It may be difficult to fathom, but when forced on a stage, I'm not as spleen-splittingly hilarious as I come across in print. I know this because I have just 'bombed' while testing some 'material' at a stand-up comedy workshop. 'Bombed' and 'material' are just two of the words I've learned today from comedian Jami Gong as he has led a group of 12 through a four-hour session on the craft in his basement club, TakeOut Comedy. I've also learned the words 'killed' (didn't do it), 'bits' (no relation to genitalia), and 'get off the stage'.
Okay, the last one I only heard in my head.
I'm sitting in my back row seat, being comforted by my editor, Paul, for what was, without dispute, a dog-limpingly lame attempt at stand-up. Sure, I got a few laughs. The crowd liked it when I made fun of my hick hometown: "I'm from a place where there are three core activities: rugby, strangling animals, and group sex. Sadly, for all of them, the sheep suffer." (Thank you, Monty Python.) But despite the sympathy chuckles, my self-imposed display of discomfort is an exercise in schadenfreude. Instead of laughing when I rail about poseurs, I receive expectant blank stares as the audience waits for a punchline I haven't had the foresight to write. After my set, instead of concurring with my sharp and witty insights about said poseurs, Gong asks me what exactly I was trying to say. Turns out he couldn't understand my accent.
God bless the nurturing comforts of print. Yes, you little black and white splotches, you are my babies. Never leave me.
Editor Paul is next and the bastard has the discourtesy to upstage me. "I came here today because of Jami’s encouragement, so I just wanna thank him,” Paul begins, as they audience looks on enraptured. “He told me that doing stand-up comedy was ‘a high like no other’ – but then, he said the same about crack, and now I’m giving handjobs to taxi drivers three nights a week to fund my habit." Cue genuine hoots of laughter. Hoots! I'll remember this moment, Paul – it's the last time this column will be in before deadline.
The purpose of this free workshop is to help raise the standard of stand-up in Hong Kong and to nurture a new group of comedians to fill TakeOut Comedy’s roster. Gong started TakeOut in Chinatown, New York, back in 2004. After its success there, he struck upon the notion of transfering the idea to Hong Kong and thus, in February 2007, established what is billed as Asia’s first permanent comedy club.
During a very serious lecture about the ins and outs of performing stand-up – "We're not storytelling," says Gong before unwittingly contradicting himself, "We're short, funny storytelling" – we learn that comedians should be adjusting their material right up until the moment they start their sets, that it's vital to have a cracking opening and a stellar finish, and that clean is better than blue.
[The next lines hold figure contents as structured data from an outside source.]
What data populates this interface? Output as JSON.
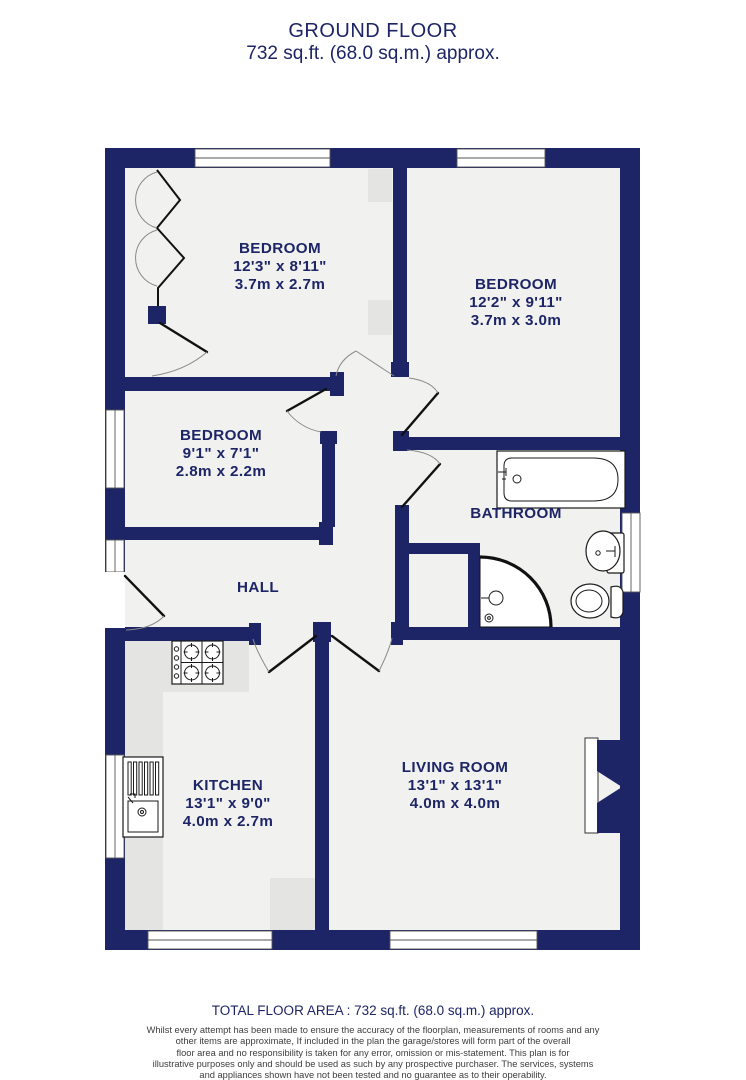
{
  "title": {
    "line1": "GROUND FLOOR",
    "line2": "732 sq.ft. (68.0 sq.m.) approx."
  },
  "rooms": [
    {
      "id": "bedroom-1",
      "name": "BEDROOM",
      "imperial": "12'3\" x 8'11\"",
      "metric": "3.7m x 2.7m"
    },
    {
      "id": "bedroom-2",
      "name": "BEDROOM",
      "imperial": "12'2\" x 9'11\"",
      "metric": "3.7m x 3.0m"
    },
    {
      "id": "bedroom-3",
      "name": "BEDROOM",
      "imperial": "9'1\" x 7'1\"",
      "metric": "2.8m x 2.2m"
    },
    {
      "id": "bathroom",
      "name": "BATHROOM"
    },
    {
      "id": "hall",
      "name": "HALL"
    },
    {
      "id": "kitchen",
      "name": "KITCHEN",
      "imperial": "13'1\" x 9'0\"",
      "metric": "4.0m x 2.7m"
    },
    {
      "id": "living-room",
      "name": "LIVING ROOM",
      "imperial": "13'1\" x 13'1\"",
      "metric": "4.0m x 4.0m"
    }
  ],
  "fixtures": [
    "bathtub",
    "washbasin",
    "toilet",
    "corner-shower",
    "gas-hob",
    "kitchen-sink-drainer",
    "bifold-wardrobe-doors",
    "chimney-breast"
  ],
  "footer": {
    "total_area": "TOTAL FLOOR AREA : 732 sq.ft. (68.0 sq.m.) approx.",
    "disclaimer": [
      "Whilst every attempt has been made to ensure the accuracy of the floorplan, measurements of rooms and any",
      "other items are approximate, If included in the plan the garage/stores will form part of the overall",
      "floor area and no responsibility is taken for any error, omission or mis-statement. This plan is for",
      "illustrative purposes only and should be used as such by any prospective purchaser. The services, systems",
      "and appliances shown have not been tested and no guarantee as to their operability."
    ],
    "credit": "Made with Metropix ©2025"
  },
  "colors": {
    "wall_navy": "#1d2566",
    "text_navy": "#1d2566",
    "floor": "#f1f1ef",
    "counter_gray": "#e4e4e2",
    "disclaimer_gray": "#3d3d3d"
  }
}
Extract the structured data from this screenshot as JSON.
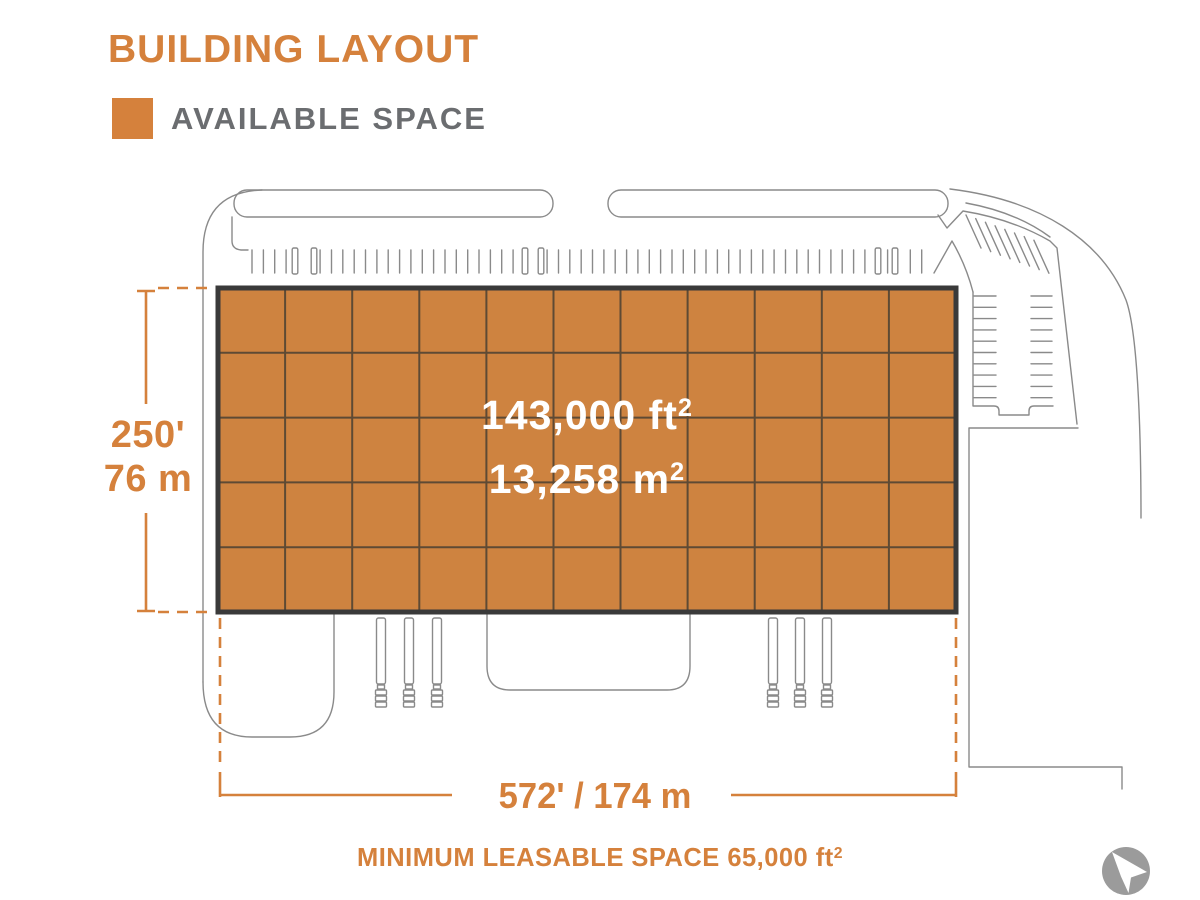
{
  "title": "BUILDING LAYOUT",
  "legend": {
    "label": "AVAILABLE SPACE"
  },
  "building": {
    "area_ft": "143,000 ft",
    "area_ft_exp": "2",
    "area_m": "13,258 m",
    "area_m_exp": "2",
    "grid_columns": 11,
    "grid_rows": 5
  },
  "dimensions": {
    "depth_ft": "250'",
    "depth_m": "76 m",
    "width": "572' / 174 m"
  },
  "footer": {
    "text": "MINIMUM LEASABLE SPACE 65,000 ft",
    "exp": "2"
  },
  "colors": {
    "accent": "#D5813C",
    "label_gray": "#6B6D70",
    "plan_line": "#8A8A8A",
    "building_fill": "#CE8340",
    "building_outline": "#3A3A3A",
    "grid_line": "#5E4A34",
    "area_text": "#FFFFFF",
    "logo_gray": "#9B9B9B"
  }
}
That is to say that dick jokes aren't as smart or sustainable as PG-13 material. Family-friendly jokes make you accessible to a wider audience, says Gong. "The blue comics – they don't get very far," he suggests. Very quickly, my favourite comics spring to mind: Eddie Murphy, Billy Connolly, Dave Chappelle, Bill Hicks, Jimmy Carr, Ricky Gervais. Like those guys never made a buck out of a dick joke.
So, after watching videos of Tim Allen and Jerry Seinfeld, and a Q&A session with successful local comics Vivek Mahbubani and Michael Dorsher, the students are given the opportunity to embarrass themselves in front of each other on stage. One brave soul attempts a routine about farts and nose-picking, strangely to a rather muted response. A tall German warns Californians they should be careful with their Austrian governor, because the last time his country elected an Austrian it didn't work out too well. An even taller American jokes that he's not a gweilo, he's a “gwei-high”. A self-consciously nerdy young man tells us of how he gets taunted for his looks. "One guy said to me, 'You've got a flat nose – do you need something to prop it up?', and I said, 'Go away, dick'." A confident Canadian woman impersonates her mother's French accent by doing an Arabic accent. It works.
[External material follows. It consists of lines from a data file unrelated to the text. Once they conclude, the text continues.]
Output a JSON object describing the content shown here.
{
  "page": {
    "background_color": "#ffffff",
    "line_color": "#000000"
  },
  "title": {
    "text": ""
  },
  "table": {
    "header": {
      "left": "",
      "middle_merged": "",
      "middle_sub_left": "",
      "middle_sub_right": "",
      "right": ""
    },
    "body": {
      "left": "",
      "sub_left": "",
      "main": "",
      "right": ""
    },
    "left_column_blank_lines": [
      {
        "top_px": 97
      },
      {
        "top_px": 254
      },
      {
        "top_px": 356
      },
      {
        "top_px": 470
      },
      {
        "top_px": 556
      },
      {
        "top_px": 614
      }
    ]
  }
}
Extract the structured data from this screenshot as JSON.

But the highlight is the last performer, a latecomer called Danny who has an energetic stage presence that isn't quite matched by his ability to speak English. He tells of his confusion between the words "menstruation" and "masturbation" – struggling to conjure up the correct word for the latter, he clenches a fist and pumps it up and down, turns to Gong and says, "You know – with the hand?". He concludes his set by saying, "Today, the great thing I learned is to separate the menstruation and the menstrupation". The crowd is in fits. But then, who doesn't love a dick joke?